Don't buy a multicore cray :-)
Authored by: Wol on Monday, February 25 2013 @ 07:13 PM EST
Crays shrank in size because the speed of light (the speed of electrical signals
is a significant fraction thereof).

And the physicists will tell you that "simultaneous" can only happen
on a single-core machine, because on a multi-core you cannot define the phrase
"same time".

"after" and "before" only mean anything when one event is
the in the light cone of the other. If that's not true then whichever occurs
first depends solely on the relative position of the observer.

Cheers,
Wol

[ Reply to This | Parent | # ]

Concurrent is not simultaneous
Authored by: tknarr on Tuesday, February 26 2013 @ 01:16 AM EST

From a programming standpoint the two are often used interchangeably. Even on a single-core CPU, the pipeline means that you can have several things happening during the same clock cycle. It's also common to think and talk in terms of multiple threads executing simultaneously even on a single-core system, they can't physically do that but you still think and talk about them as if they could because if you don't you end up with subtle bugs when the code is run on a multi-core system. I've never in a couple of decades of doing software development seen a major distinction made between "concurrently" and "simultaneously".

Part of it's a corollary to a programming adage that the proper counting sequence is zero, one, many. It's that things either occur exactly simultaneously or not, and if it's "not" you can't know by exactly how much "not". Oh, and things won't happen exactly simultaneously, ever, due to the limits on how fast signals propagate in electronic circuits. Unless, of course, you're gambling that two things will never happen exactly simultaneously, in which case Murphy will pretty much guarantee they will line up exactly just so he can watch the pretty fireworks as your software blows up. So software engineers tend to to get too hung up on whether things happen at exactly the same time or not, because we're trying to write code that works when the time delta between two things is anywhere in the range (-∞,+∞).

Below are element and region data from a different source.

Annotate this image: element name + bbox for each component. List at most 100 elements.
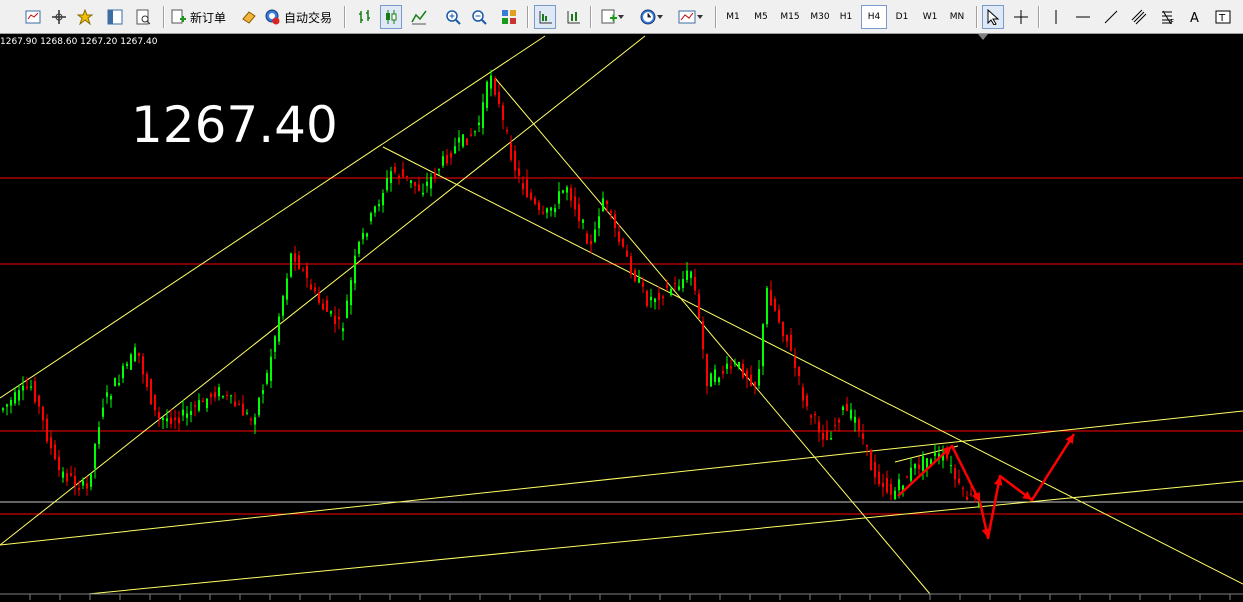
crosshair-move-icon[interactable] — [48, 5, 70, 29]
candle-body — [894, 490, 896, 500]
candle-body — [222, 396, 224, 398]
candle-body — [622, 238, 624, 247]
text-label-icon[interactable]: T — [1212, 5, 1234, 29]
text-tool-icon[interactable]: A — [1184, 5, 1206, 29]
candle-body — [650, 296, 652, 301]
candle-body — [950, 465, 952, 467]
candle-body — [646, 291, 648, 306]
templates-dropdown[interactable] — [674, 5, 708, 29]
candle-body — [38, 395, 40, 407]
indicators-dropdown[interactable] — [597, 5, 629, 29]
favorites-star-icon[interactable] — [74, 5, 96, 29]
candlestick-chart-icon[interactable] — [380, 5, 402, 29]
profiles-icon[interactable] — [22, 5, 44, 29]
line-chart-icon[interactable] — [408, 5, 430, 29]
timeframe-m5-button[interactable]: M5 — [748, 5, 774, 29]
timeframe-w1-button[interactable]: W1 — [917, 5, 943, 29]
chart-shift-marker[interactable] — [978, 34, 988, 40]
candle-body — [190, 410, 192, 416]
toolbar-separator — [163, 6, 165, 28]
candle-body — [710, 373, 712, 387]
candle-body — [290, 253, 292, 277]
candle-body — [690, 271, 692, 278]
candle-body — [298, 255, 300, 270]
bar-chart-icon[interactable] — [354, 5, 376, 29]
candle-body — [54, 444, 56, 460]
candle-body — [818, 421, 820, 433]
candle-body — [666, 285, 668, 288]
candle-body — [82, 480, 84, 486]
candle-body — [814, 413, 816, 416]
trendline — [382, 146, 1243, 585]
tile-windows-icon[interactable] — [498, 5, 520, 29]
candle-body — [702, 321, 704, 350]
crosshair-icon[interactable] — [1010, 5, 1032, 29]
candle-body — [74, 476, 76, 486]
candle-body — [686, 270, 688, 280]
vertical-line-icon[interactable] — [1045, 5, 1067, 29]
trendline — [494, 77, 931, 595]
navigator-window-icon[interactable] — [104, 5, 126, 29]
candle-body — [406, 175, 408, 177]
market-watch-diamond-icon[interactable] — [238, 5, 260, 29]
toolbar-separator — [590, 6, 592, 28]
zoom-in-icon[interactable] — [442, 5, 464, 29]
cursor-arrow-icon[interactable] — [982, 5, 1004, 29]
fibonacci-retracement-icon[interactable]: F — [1156, 5, 1178, 29]
trendline-icon[interactable] — [1100, 5, 1122, 29]
candle-body — [134, 347, 136, 362]
toolbar: 新订单 自动交易 M1 M5 M15 M30 H1 H4 D1 W1 MN F … — [0, 0, 1243, 34]
candle-body — [766, 287, 768, 325]
candle-body — [810, 415, 812, 418]
candle-body — [286, 278, 288, 300]
candle-body — [722, 371, 724, 374]
candle-body — [414, 181, 416, 187]
timeframe-m30-button[interactable]: M30 — [805, 5, 835, 29]
projection-path — [897, 433, 1076, 540]
candle-body — [718, 377, 720, 383]
auto-trading-button[interactable]: 自动交易 — [264, 5, 336, 29]
candle-body — [90, 473, 92, 487]
strategy-tester-icon[interactable] — [132, 5, 154, 29]
candle-body — [170, 417, 172, 425]
candle-body — [182, 409, 184, 416]
candle-body — [674, 282, 676, 284]
candle-body — [202, 400, 204, 403]
candle-body — [618, 231, 620, 242]
candle-body — [194, 405, 196, 407]
candle-body — [518, 168, 520, 176]
candle-body — [582, 219, 584, 223]
candle-body — [66, 473, 68, 482]
candle-body — [910, 467, 912, 481]
candle-body — [218, 387, 220, 397]
horizontal-line-icon[interactable] — [1072, 5, 1094, 29]
timeframe-m1-button[interactable]: M1 — [720, 5, 746, 29]
timeframe-m15-button[interactable]: M15 — [775, 5, 805, 29]
candle-body — [346, 300, 348, 318]
timeframe-h4-button[interactable]: H4 — [861, 5, 887, 29]
candle-body — [254, 417, 256, 425]
candle-body — [970, 493, 972, 495]
candle-body — [746, 370, 748, 379]
candle-body — [238, 404, 240, 406]
candle-body — [626, 250, 628, 257]
timeframe-mn-button[interactable]: MN — [944, 5, 970, 29]
candle-body — [386, 177, 388, 191]
auto-scroll-icon[interactable] — [562, 5, 584, 29]
candle-body — [402, 169, 404, 177]
candle-body — [466, 138, 468, 145]
candle-body — [830, 437, 832, 440]
timeframe-h1-button[interactable]: H1 — [833, 5, 859, 29]
timeframe-d1-button[interactable]: D1 — [889, 5, 915, 29]
periodicity-dropdown[interactable] — [636, 5, 668, 29]
toolbar-separator — [344, 6, 346, 28]
candle-body — [226, 394, 228, 396]
new-order-button[interactable]: 新订单 — [170, 5, 230, 29]
candle-body — [434, 173, 436, 177]
candle-body — [246, 412, 248, 414]
candle-body — [530, 192, 532, 200]
chart-shift-icon[interactable] — [534, 5, 556, 29]
zoom-out-icon[interactable] — [468, 5, 490, 29]
equidistant-channel-icon[interactable] — [1128, 5, 1150, 29]
candle-body — [514, 150, 516, 171]
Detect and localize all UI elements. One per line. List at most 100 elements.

[ Reply to This | Parent | # ]

Irrelevant as patent refers to UNIX
Authored by: Anonymous on Tuesday, February 26 2013 @ 10:06 AM EST

I would argue that a PHOSITA would know how UNIX works especially the multi-user design and that it runs on multi-processor systems. Not knowing how UNIX locks work especially in regards to the patent, it would be clear that the use of a lock could prevent at the same time from occurring. That would means that a PHOSITA would know have to program for the situations when the lock was present making the concurrency and simultaneous irrelevant.